This essay will outline the key points of psychodynamic and person centred approaches to counselling. It will show ways of how the approaches understand the person and also what the psychological distress is experienced by the individuals. I will also reflect on which model appeals most to me after comparing and contrasting the two models.
Person Centred and Psychodynamic counsellors have a lot to offer clients, however the differences between the approaches when they are examined, there are significant areas of contradiction and incompatibility’.
Wheeler and McLeod (1995) briefly compare the key principles of Person Centred and Psychodynamic approaches and critically evaluate where these approaches part company with one another.
Person centred and psychodynamic counsellors, both have one main aim to help people develop in a positive way and to move forwards , however the methods they use to reach this goal varies
Psychodynamic psychotherapy is formed from psychoanalysis and is based around a number of concepts based on the Freudian theory which bases the idea that these traumatic experiences are actively repressed and therefore clients are likely to repeat behaviours. The key concepts are psychosexual stages that occur in the childhood stages of development, eg, Id, ego and super ego and defences mechanisms.
Freud believed all of these unconscious thought processes lead to a person’s present behaviour. Feud also based his theory that human behaviour and relationships are shaped by the conscious and the unconscious.

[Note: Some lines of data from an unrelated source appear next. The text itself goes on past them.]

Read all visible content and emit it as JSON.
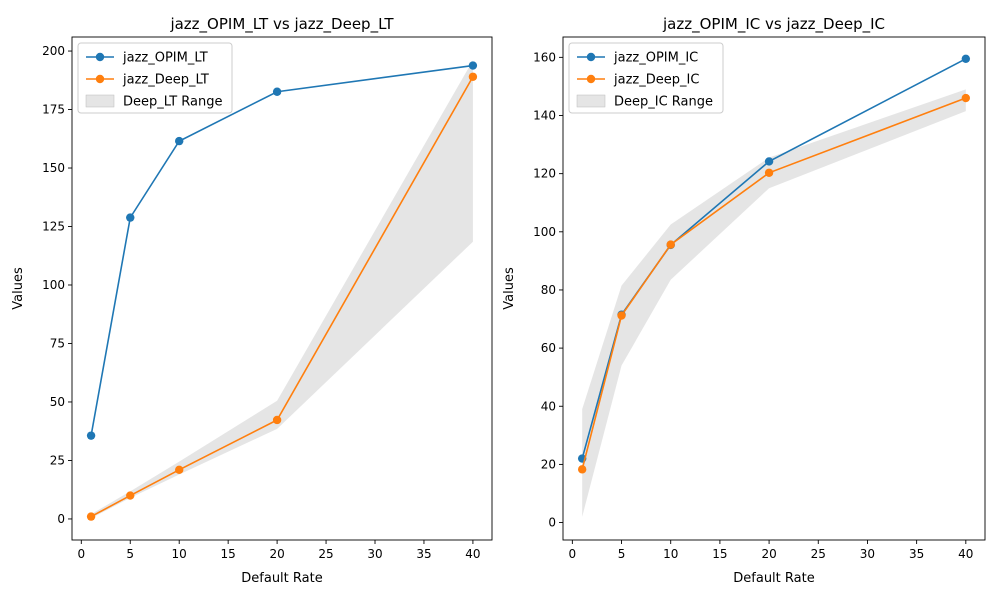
{
  "colors": {
    "opim": "#1f77b4",
    "deep": "#ff7f0e",
    "range_fill": "#cccccc",
    "axis": "#000000"
  },
  "chart_data": [
    {
      "type": "line",
      "title": "jazz_OPIM_LT vs jazz_Deep_LT",
      "xlabel": "Default Rate",
      "ylabel": "Values",
      "x": [
        1,
        5,
        10,
        20,
        40
      ],
      "xlim": [
        -0.95,
        41.95
      ],
      "ylim": [
        -9,
        206
      ],
      "xticks": [
        0,
        5,
        10,
        15,
        20,
        25,
        30,
        35,
        40
      ],
      "yticks": [
        0,
        25,
        50,
        75,
        100,
        125,
        150,
        175,
        200
      ],
      "series": [
        {
          "name": "jazz_OPIM_LT",
          "color_key": "opim",
          "values": [
            35.6,
            128.8,
            161.5,
            182.6,
            193.8
          ]
        },
        {
          "name": "jazz_Deep_LT",
          "color_key": "deep",
          "values": [
            1.0,
            10.0,
            21.0,
            42.3,
            189.0
          ]
        }
      ],
      "range": {
        "name": "Deep_LT Range",
        "lower": [
          0.3,
          9.0,
          19.0,
          38.5,
          118.5
        ],
        "upper": [
          2.0,
          11.8,
          24.5,
          50.5,
          196.0
        ]
      },
      "grid": false,
      "legend_position": "upper-left"
    },
    {
      "type": "line",
      "title": "jazz_OPIM_IC vs jazz_Deep_IC",
      "xlabel": "Default Rate",
      "ylabel": "Values",
      "x": [
        1,
        5,
        10,
        20,
        40
      ],
      "xlim": [
        -0.95,
        41.95
      ],
      "ylim": [
        -6,
        167
      ],
      "xticks": [
        0,
        5,
        10,
        15,
        20,
        25,
        30,
        35,
        40
      ],
      "yticks": [
        0,
        20,
        40,
        60,
        80,
        100,
        120,
        140,
        160
      ],
      "series": [
        {
          "name": "jazz_OPIM_IC",
          "color_key": "opim",
          "values": [
            22.0,
            71.5,
            95.5,
            124.2,
            159.5
          ]
        },
        {
          "name": "jazz_Deep_IC",
          "color_key": "deep",
          "values": [
            18.3,
            71.2,
            95.6,
            120.3,
            146.0
          ]
        }
      ],
      "range": {
        "name": "Deep_IC Range",
        "lower": [
          2.0,
          54.0,
          83.5,
          115.0,
          141.5
        ],
        "upper": [
          39.0,
          81.5,
          102.5,
          125.5,
          149.0
        ]
      },
      "grid": false,
      "legend_position": "upper-left"
    }
  ]
}
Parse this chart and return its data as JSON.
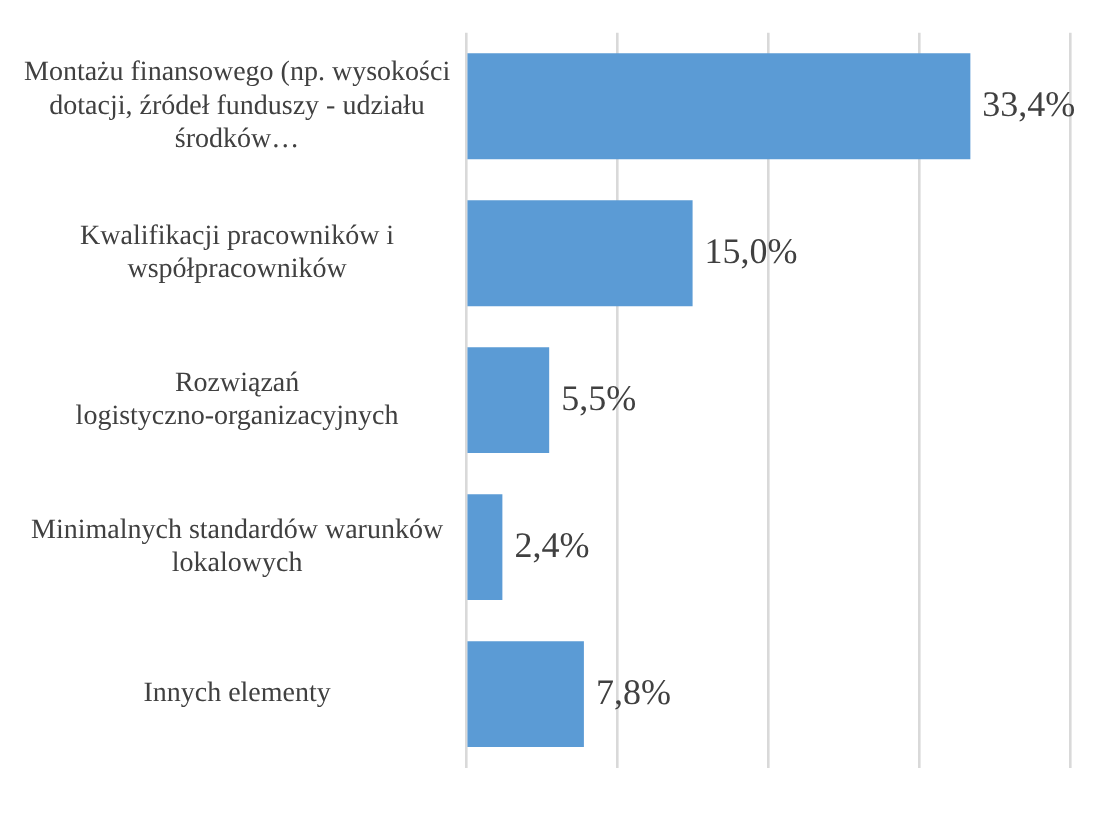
{
  "chart_data": {
    "type": "bar",
    "orientation": "horizontal",
    "categories": [
      "Montażu finansowego (np. wysokości dotacji, źródeł funduszy - udziału środków…",
      "Kwalifikacji pracowników i współpracowników",
      "Rozwiązań logistyczno-organizacyjnych",
      "Minimalnych standardów warunków lokalowych",
      "Innych elementy"
    ],
    "values": [
      33.4,
      15.0,
      5.5,
      2.4,
      7.8
    ],
    "value_labels": [
      "33,4%",
      "15,0%",
      "5,5%",
      "2,4%",
      "7,8%"
    ],
    "color": "#5b9bd5",
    "xlim": [
      0,
      40
    ],
    "xticks": [
      {
        "value": 0,
        "label": null
      },
      {
        "value": 10,
        "label": null
      },
      {
        "value": 20,
        "label": null
      },
      {
        "value": 30,
        "label": null
      },
      {
        "value": 40,
        "label": null
      }
    ],
    "grid": "x",
    "tick_labels": "y",
    "legend": false
  }
}
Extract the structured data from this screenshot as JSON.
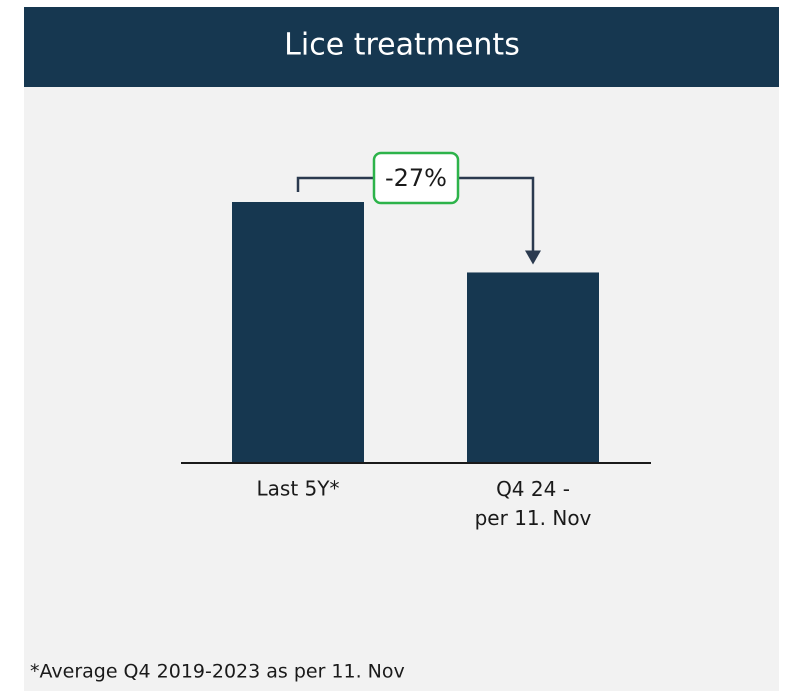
{
  "chart_data": {
    "type": "bar",
    "title": "Lice treatments",
    "categories": [
      "Last 5Y*",
      "Q4 24 - per 11. Nov"
    ],
    "values": [
      100,
      73
    ],
    "color": "#163750",
    "annotation": "-27%",
    "footnote": "*Average Q4 2019-2023 as per 11. Nov"
  }
}
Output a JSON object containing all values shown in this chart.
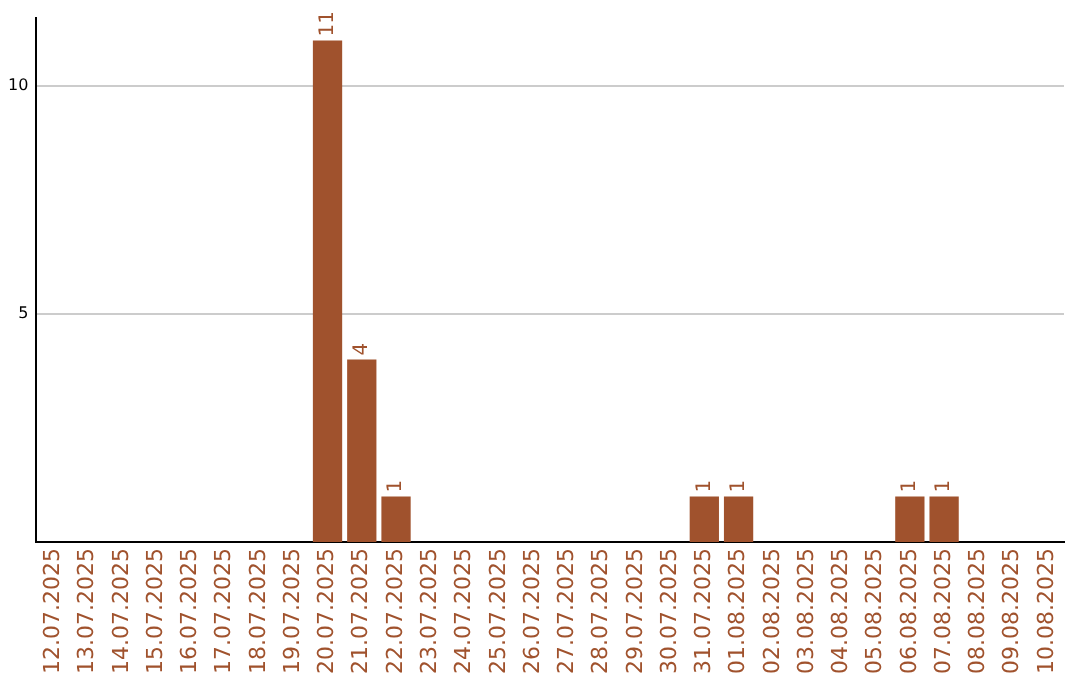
{
  "chart_data": {
    "type": "bar",
    "categories": [
      "12.07.2025",
      "13.07.2025",
      "14.07.2025",
      "15.07.2025",
      "16.07.2025",
      "17.07.2025",
      "18.07.2025",
      "19.07.2025",
      "20.07.2025",
      "21.07.2025",
      "22.07.2025",
      "23.07.2025",
      "24.07.2025",
      "25.07.2025",
      "26.07.2025",
      "27.07.2025",
      "28.07.2025",
      "29.07.2025",
      "30.07.2025",
      "31.07.2025",
      "01.08.2025",
      "02.08.2025",
      "03.08.2025",
      "04.08.2025",
      "05.08.2025",
      "06.08.2025",
      "07.08.2025",
      "08.08.2025",
      "09.08.2025",
      "10.08.2025"
    ],
    "values": [
      0,
      0,
      0,
      0,
      0,
      0,
      0,
      0,
      11,
      4,
      1,
      0,
      0,
      0,
      0,
      0,
      0,
      0,
      0,
      1,
      1,
      0,
      0,
      0,
      0,
      1,
      1,
      0,
      0,
      0
    ],
    "value_labels": [
      null,
      null,
      null,
      null,
      null,
      null,
      null,
      null,
      "11",
      "4",
      "1",
      null,
      null,
      null,
      null,
      null,
      null,
      null,
      null,
      "1",
      "1",
      null,
      null,
      null,
      null,
      "1",
      "1",
      null,
      null,
      null
    ],
    "color": "#a0522d",
    "ylim": [
      0,
      11.5
    ],
    "yticks": [
      5,
      10
    ],
    "grid": "y"
  }
}
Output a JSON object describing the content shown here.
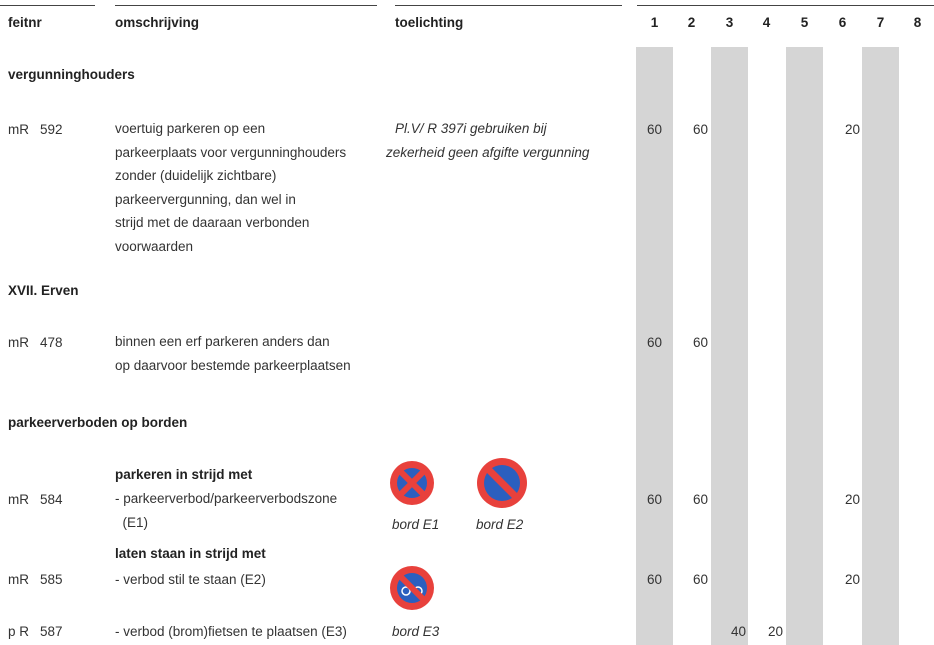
{
  "columns": {
    "feitnr": "feitnr",
    "omschrijving": "omschrijving",
    "toelichting": "toelichting",
    "nums": [
      "1",
      "2",
      "3",
      "4",
      "5",
      "6",
      "7",
      "8"
    ]
  },
  "sections": {
    "vergunninghouders": "vergunninghouders",
    "erven": "XVII. Erven",
    "parkeerverboden": "parkeerverboden op borden"
  },
  "rows": {
    "r592": {
      "prefix": "mR",
      "code": "592",
      "description": [
        "voertuig parkeren op een",
        "parkeerplaats voor vergunninghouders",
        "zonder (duidelijk zichtbare)",
        "parkeervergunning, dan wel in",
        "strijd met de daaraan verbonden",
        "voorwaarden"
      ],
      "note": [
        "Pl.V/  R 397i gebruiken bij",
        "zekerheid geen afgifte vergunning"
      ],
      "v1": "60",
      "v2": "60",
      "v6": "20"
    },
    "r478": {
      "prefix": "mR",
      "code": "478",
      "description": [
        "binnen een erf parkeren anders dan",
        "op daarvoor bestemde parkeerplaatsen"
      ],
      "v1": "60",
      "v2": "60"
    },
    "heading_parkeren": "parkeren in strijd met",
    "r584": {
      "prefix": "mR",
      "code": "584",
      "description": [
        "- parkeerverbod/parkeerverbodszone",
        "  (E1)"
      ],
      "v1": "60",
      "v2": "60",
      "v6": "20"
    },
    "heading_laten": "laten staan in strijd met",
    "r585": {
      "prefix": "mR",
      "code": "585",
      "description": "- verbod stil te staan (E2)",
      "v1": "60",
      "v2": "60",
      "v6": "20"
    },
    "r587": {
      "prefix": "p R",
      "code": "587",
      "description": "- verbod (brom)fietsen te plaatsen (E3)",
      "v3": "40",
      "v4": "20"
    }
  },
  "signs": {
    "e1_label": "bord E1",
    "e2_label": "bord E2",
    "e3_label": "bord E3",
    "e1_icon": "no-parking-sign-icon",
    "e2_icon": "no-stopping-sign-icon",
    "e3_icon": "no-bicycle-parking-sign-icon",
    "red": "#e8413c",
    "blue": "#2b5fbf"
  },
  "colors": {
    "shade": "#d5d5d5",
    "text": "#333333"
  }
}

What Freud meant by ‘sexual’ in his own native German language he used the concept that might be more accurately be translated as ‘life force’ or ‘emotional energy’(Bettelheim 1983). Joseph Breuer and of course Sigmund Freud were the two pioneers of psychodynamic treatment. Breuer favoured the hypnosis and where Freud did not agree with this he insisted and relied on the method of talk theory more known as free association.